Pyspark and Elephas do not allow us to get the loss, thus we will compute it on our own. The model has been trained using `binary crossentropy`/`log loss`:
$Loss(y,p)=y_{i}*log(p_{i})+(1-y_{i})*log(1-p_{i})).\;\;$ We compute this value for all samples and then we average it for all the set

---
We do the same also for `stable binary crossentropy`, which is the loss used by Tensorflow to avoid computing the logarithm when the predicted probability is too close to 0, which can lead to numerical instability:<br>
$Loss(y,z)=max(z,0)-zy+log(1+e^{-|z|})\;\;$ with `z` being the output of the network, thus we obtain it by computing the inverse of the sigmoid function (i.e. the `logit`).

In [24]:
from pyspark.sql.functions import log, mean, abs
from functools import reduce
from math import e

def logit(p):
  return log(p/(1-p))

binary_crossentropy = reduce(lambda p,y: -(y*log(p[0]) + (1-y)*log(1-p[0])), map(col, ["prediction", "label"]))
stable_binary_crossentropy = reduce(lambda p,y: when(logit(p[0])>0, logit(p[0])).otherwise(0) - (logit(p[0])*y) + log(1+e**(-abs(logit(p[0])))), map(col, ["prediction", "label"]))

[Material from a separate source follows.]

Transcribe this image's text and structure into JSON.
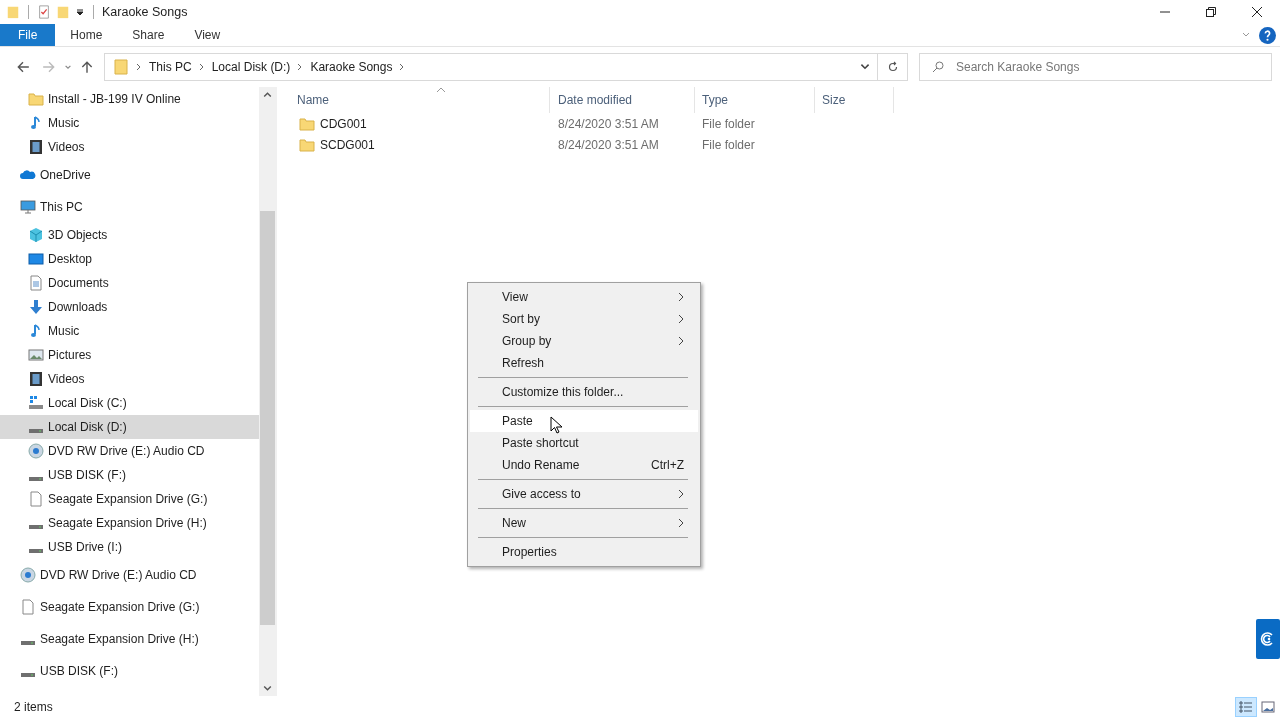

train_predictions = train_predictions.withColumn("binary_crossentropy", binary_crossentropy)
train_predictions = train_predictions.withColumn("stable_binary_crossentropy", stable_binary_crossentropy)
test_predictions = test_predictions.withColumn("binary_crossentropy", binary_crossentropy)
test_predictions = test_predictions.withColumn("stable_binary_crossentropy", stable_binary_crossentropy)

train_binary_crossentropy = train_predictions.select("binary_crossentropy").agg(mean("binary_crossentropy"))
train_stable_binary_crossentropy = train_predictions.select("stable_binary_crossentropy").agg(mean("stable_binary_crossentropy"))
test_binary_crossentropy = test_predictions.select("binary_crossentropy").agg(mean("binary_crossentropy"))
test_stable_binary_crossentropy = test_predictions.select("stable_binary_crossentropy").agg(mean("stable_binary_crossentropy"))


train_bin_cross = train_binary_crossentropy.take(1)[0][0]
train_stable_bin_cross = train_stable_binary_crossentropy.take(1)[0][0]
test_bin_cross = test_binary_crossentropy.take(1)[0][0]
test_stable_bin_cross = test_stable_binary_crossentropy.take(1)[0][0]

In [25]:
print(f"Training set log loss: {round(train_bin_cross, 4)}")
print(f"Training set log loss: {round(train_stable_bin_cross, 4)}")
print('')
print(f"Test set log loss:     {round(test_bin_cross, 4)}")
print(f"Test set log loss:     {round(test_stable_bin_cross, 4)}")

Training set log loss: 0.0099
Training set log loss: 0.0099

Test set log loss:     0.0118
Test set log loss:     0.0118


We don't have instability issues, thus the results are just the same. However, they're different from what we got in the non-distributed implementation. One of the reasons is of course that the the training/test set are not exactly the same, since in both cases we have shuffled the original dataset and then randomly splitted it. Also, the fact that every worker locally computes its gradients and then sends them to the master node, which in turn makes an overall computation with the received ones, could have led to some discrepancy.